= Hot Mix 5 =

American DJ Group

The Hot Mix 5 are an American DJ team originating from Chicago, Illinois, who were chosen by WBMX Program Director, Lee Michaels in 1981 to create Hot Mixes for a radio show Lee named, "Saturday Night Live, Ain't no Jive". Founding team members included Farley "Funkin" Keith (later known as Farley "Jackmaster" Funk), Mickey "Mixin" Oliver, Ralphi Rosario, Kenny "Jammin" Jason, and Scott "Smokin" Silz. Another DJ, Jeff Davis, was supposed to be the sixth member, but he never showed up. The show rose to #1 in the Chicago radio ratings garnering over 2 million listeners. WBMX in turn rose from the worst ratings to the #1 radio station in Chicago. In 1984, Scott Silz was asked to leave the group and was replaced by Julian Perez as he was the winner of a HMF sponsored DJ Battle. Perez's tenure lasted about a year and then after his departure, several Djs were invited to guest on the WBMX Hot Mix 5 mix show.
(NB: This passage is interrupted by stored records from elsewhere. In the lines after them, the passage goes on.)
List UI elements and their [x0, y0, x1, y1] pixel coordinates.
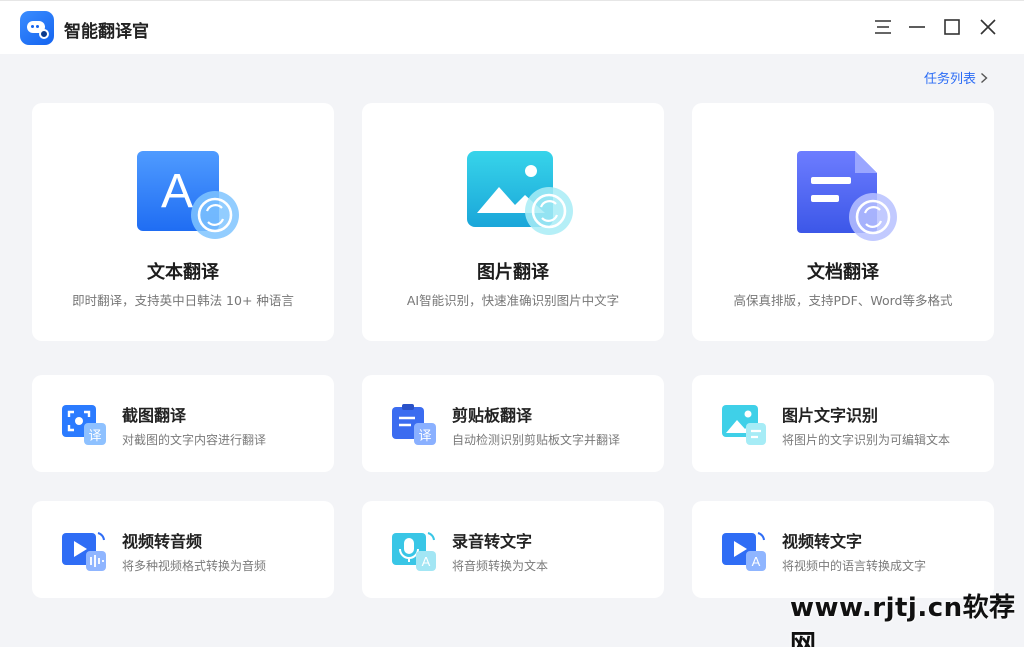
image-ocr-card[interactable]: 图片文字识别 将图片的文字识别为可编辑文本	[692, 375, 994, 472]
menu-icon[interactable]	[871, 15, 895, 39]
svg-text:A: A	[161, 165, 193, 218]
image-translate-card[interactable]: 图片翻译 AI智能识别，快速准确识别图片中文字	[362, 103, 664, 341]
minimize-icon[interactable]	[905, 15, 929, 39]
clipboard-translate-card[interactable]: 译 剪贴板翻译 自动检测识别剪贴板文字并翻译	[362, 375, 664, 472]
app-title: 智能翻译官	[64, 22, 149, 42]
document-translate-desc: 高保真排版，支持PDF、Word等多格式	[733, 293, 953, 308]
clipboard-translate-icon: 译	[390, 403, 438, 447]
close-icon[interactable]	[976, 15, 1000, 39]
video-to-text-card[interactable]: A 视频转文字 将视频中的语言转换成文字	[692, 501, 994, 598]
image-translate-icon	[467, 149, 573, 245]
video-to-audio-icon	[60, 529, 108, 573]
image-ocr-title: 图片文字识别	[782, 406, 879, 425]
screenshot-translate-icon: 译	[60, 403, 108, 447]
video-to-audio-desc: 将多种视频格式转换为音频	[122, 559, 267, 573]
svg-text:A: A	[752, 554, 761, 569]
task-list-label: 任务列表	[923, 72, 976, 87]
title-bar: 智能翻译官	[0, 0, 1024, 54]
audio-to-text-card[interactable]: A 录音转文字 将音频转换为文本	[362, 501, 664, 598]
video-to-text-desc: 将视频中的语言转换成文字	[782, 559, 927, 573]
clipboard-translate-title: 剪贴板翻译	[452, 406, 533, 425]
audio-to-text-title: 录音转文字	[452, 532, 533, 551]
video-to-text-icon: A	[720, 529, 768, 573]
image-translate-desc: AI智能识别，快速准确识别图片中文字	[406, 293, 620, 308]
svg-text:译: 译	[88, 429, 101, 444]
image-translate-title: 图片翻译	[477, 262, 549, 283]
screenshot-translate-title: 截图翻译	[122, 406, 187, 425]
app-logo-icon	[20, 11, 54, 45]
clipboard-translate-desc: 自动检测识别剪贴板文字并翻译	[452, 433, 621, 447]
text-translate-card[interactable]: A 文本翻译 即时翻译，支持英中日韩法 10+ 种语言	[32, 103, 334, 341]
video-to-audio-card[interactable]: 视频转音频 将多种视频格式转换为音频	[32, 501, 334, 598]
text-translate-title: 文本翻译	[147, 262, 219, 283]
watermark-text: www.rjtj.cn软荐网	[790, 593, 1016, 647]
video-to-text-title: 视频转文字	[782, 532, 863, 551]
image-ocr-icon	[720, 403, 768, 447]
image-ocr-desc: 将图片的文字识别为可编辑文本	[782, 433, 951, 447]
text-translate-icon: A	[137, 149, 241, 245]
document-translate-title: 文档翻译	[807, 262, 879, 283]
screenshot-translate-card[interactable]: 译 截图翻译 对截图的文字内容进行翻译	[32, 375, 334, 472]
task-list-link[interactable]: 任务列表	[924, 68, 988, 87]
video-to-audio-title: 视频转音频	[122, 532, 203, 551]
document-translate-card[interactable]: 文档翻译 高保真排版，支持PDF、Word等多格式	[692, 103, 994, 341]
text-translate-desc: 即时翻译，支持英中日韩法 10+ 种语言	[72, 293, 294, 308]
chevron-right-icon	[981, 72, 988, 83]
svg-text:A: A	[422, 554, 431, 569]
screenshot-translate-desc: 对截图的文字内容进行翻译	[122, 433, 267, 447]
maximize-icon[interactable]	[940, 15, 964, 39]
document-translate-icon	[797, 149, 901, 245]
audio-to-text-desc: 将音频转换为文本	[452, 559, 549, 573]
svg-text:译: 译	[418, 429, 431, 444]
audio-to-text-icon: A	[390, 529, 438, 573]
Steve Hurley, Mario "Smokin" Diaz, Martin Luna and Frankie Hollywood were all guest Djs. Mario "Smokin" Diaz, became a member of the group and had the longest tenure with the Hot Mix 5 throughout their radio time in Chicago.

==Background==
The Hot Mix 5 were created as the resident DJs on Chicago FM radio station WBMX's Saturday Night Live Ain't No Jive mix show hosted by Armando Rivera. Shortly after, additional programming such as Friday Night Jams, Mini Mixes and specialty edited remixes were added. The Chicago house music scene grew as the Hot Mix 5 show and WBMX became the #1 radio show in Chicago which obtained over 2 Million viewers. Mickey Oliver became known by his editing and turntable skills, and Keith, Rosario and Jason each had their own unique styles.

The City of Chicago recognized the Hot Mix 5's contribution to the creation of house music and honored them by presenting each original member with an individual street named after them, and in addition a street called "Hot Mix 5 Way", which is located in downtown Chicago on the corner of Michigan Avenue and Balbo Drive. Kenny Jason was presented with a street sign which is called DJ Kenny Jammin Jason Boulevard, located on the corner of Kedzie and Logan Blvd near Logan Square in Chicago. Farley also received a street sign which is located at 13th & Michigan, also in Chicago. Mickey Oliver's street sign is located at the Belmont Red Line stop On Belmont & Wilton. Mickey Oliver went on to have a major show at the Planet Hollywood casino in Las Vegas. The theatrical presentation told the story of how music became a world wide genre. Mickey also starred as Actor ! on ABC TV Las Vegas, Direct TV, Dish Network in the TC show, IN-TEN-SI-T TV. The Hot Mix 5 DJs continue to perform globally. The Guardian, widely known as the #1 publication in the world named the Hot Mix 5 as one of the top 10 DJs of all time. Voodoo Pizza, a pizza shop in London, has previously served a Hot Mix 5 themed pizza.